On 2015-11-22 16:59, Nils Steinger wrote:
Hi,

I recently ran into a problem while trying to back up some of my btrfs
subvolumes over the network:
`btrfs send` works flawlessly on snapshots of most subvolumes, but keeps
failing on snapshots of a certain subvolume — always after sending 15 GiB:

btrfs send /btrfs/snapshots/home/2015-11-17_03:28:14_BOOT-AUTOSNAPSHOT |
pv | ssh kappa "btrfs receive /mnt/300gb/backups/snapshots/zeta/home/"
At subvol /btrfs/snapshots/home/2015-11-17_03:28:14_BOOT-AUTOSNAPSHOT
At subvol 2015-11-17_03:28:14_BOOT-AUTOSNAPSHOT
ERROR: send ioctl failed with -2: No such file or directory
   15GB 0:34:34 [7,41MB/s]

I've tried piping the output to /dev/null instead of ssh and got the
same error (again after sending 15 GiB), so this seems to be on the
sending side.
This is an issue that comes up sometimes with send, it's not well understood or documented, but sometimes something in source FS can get into a state that send chokes on, and then crashes. I've actually been trying to reproduce this myself on a small filesystem so that it's easier to debug, but so far been unsuccessful. I have yet to find any reliable way to reproduce this, and thus have no reliable way to prevent it from happening either.

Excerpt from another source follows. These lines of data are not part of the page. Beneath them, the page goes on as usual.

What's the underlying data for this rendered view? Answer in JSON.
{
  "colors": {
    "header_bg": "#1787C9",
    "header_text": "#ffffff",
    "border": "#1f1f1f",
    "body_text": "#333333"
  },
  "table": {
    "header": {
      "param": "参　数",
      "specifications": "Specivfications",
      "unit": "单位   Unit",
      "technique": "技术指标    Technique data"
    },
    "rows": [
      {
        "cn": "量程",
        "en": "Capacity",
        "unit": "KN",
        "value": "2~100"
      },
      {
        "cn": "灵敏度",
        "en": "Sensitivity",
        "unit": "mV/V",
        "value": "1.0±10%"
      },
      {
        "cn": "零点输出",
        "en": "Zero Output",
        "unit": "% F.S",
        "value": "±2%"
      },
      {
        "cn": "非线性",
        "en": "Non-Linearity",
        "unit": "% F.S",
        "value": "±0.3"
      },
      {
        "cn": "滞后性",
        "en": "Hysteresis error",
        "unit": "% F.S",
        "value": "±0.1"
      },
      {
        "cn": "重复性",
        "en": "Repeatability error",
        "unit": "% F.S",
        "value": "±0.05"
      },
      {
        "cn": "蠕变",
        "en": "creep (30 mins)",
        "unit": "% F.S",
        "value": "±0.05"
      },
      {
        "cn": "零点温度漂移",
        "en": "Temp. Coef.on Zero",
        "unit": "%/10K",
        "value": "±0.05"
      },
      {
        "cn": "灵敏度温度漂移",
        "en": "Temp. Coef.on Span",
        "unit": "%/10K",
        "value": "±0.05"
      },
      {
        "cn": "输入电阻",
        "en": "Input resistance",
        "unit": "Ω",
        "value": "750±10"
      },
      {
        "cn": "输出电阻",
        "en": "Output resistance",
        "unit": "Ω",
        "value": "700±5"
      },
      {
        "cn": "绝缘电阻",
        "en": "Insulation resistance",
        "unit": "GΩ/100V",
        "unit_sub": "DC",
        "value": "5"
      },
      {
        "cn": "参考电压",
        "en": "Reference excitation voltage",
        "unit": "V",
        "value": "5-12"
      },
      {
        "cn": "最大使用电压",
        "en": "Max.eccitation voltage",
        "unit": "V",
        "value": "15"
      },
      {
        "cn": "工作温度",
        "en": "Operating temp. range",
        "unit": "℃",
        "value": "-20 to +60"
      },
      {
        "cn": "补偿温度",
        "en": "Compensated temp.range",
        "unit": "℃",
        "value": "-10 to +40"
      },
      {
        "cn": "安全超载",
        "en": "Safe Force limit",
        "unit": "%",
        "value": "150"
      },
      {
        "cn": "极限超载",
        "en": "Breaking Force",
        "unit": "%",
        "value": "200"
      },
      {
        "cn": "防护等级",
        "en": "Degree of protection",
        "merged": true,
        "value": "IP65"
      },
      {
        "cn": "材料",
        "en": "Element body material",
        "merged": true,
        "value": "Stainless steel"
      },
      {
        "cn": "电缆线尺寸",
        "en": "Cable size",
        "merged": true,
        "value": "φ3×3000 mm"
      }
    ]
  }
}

However, btrfs scrub reports no errors and I don't get any messages in
dmesg when the btrfs send fails.
Scrub is intended to fix corruption due to hardware failures. In almost all cases that I've seen of what you are getting, it wasn't a provable hardware issue, and scrub returned no errors.

What could cause this kind of error?
And is there a way to fix it, preferably without recreating the FS?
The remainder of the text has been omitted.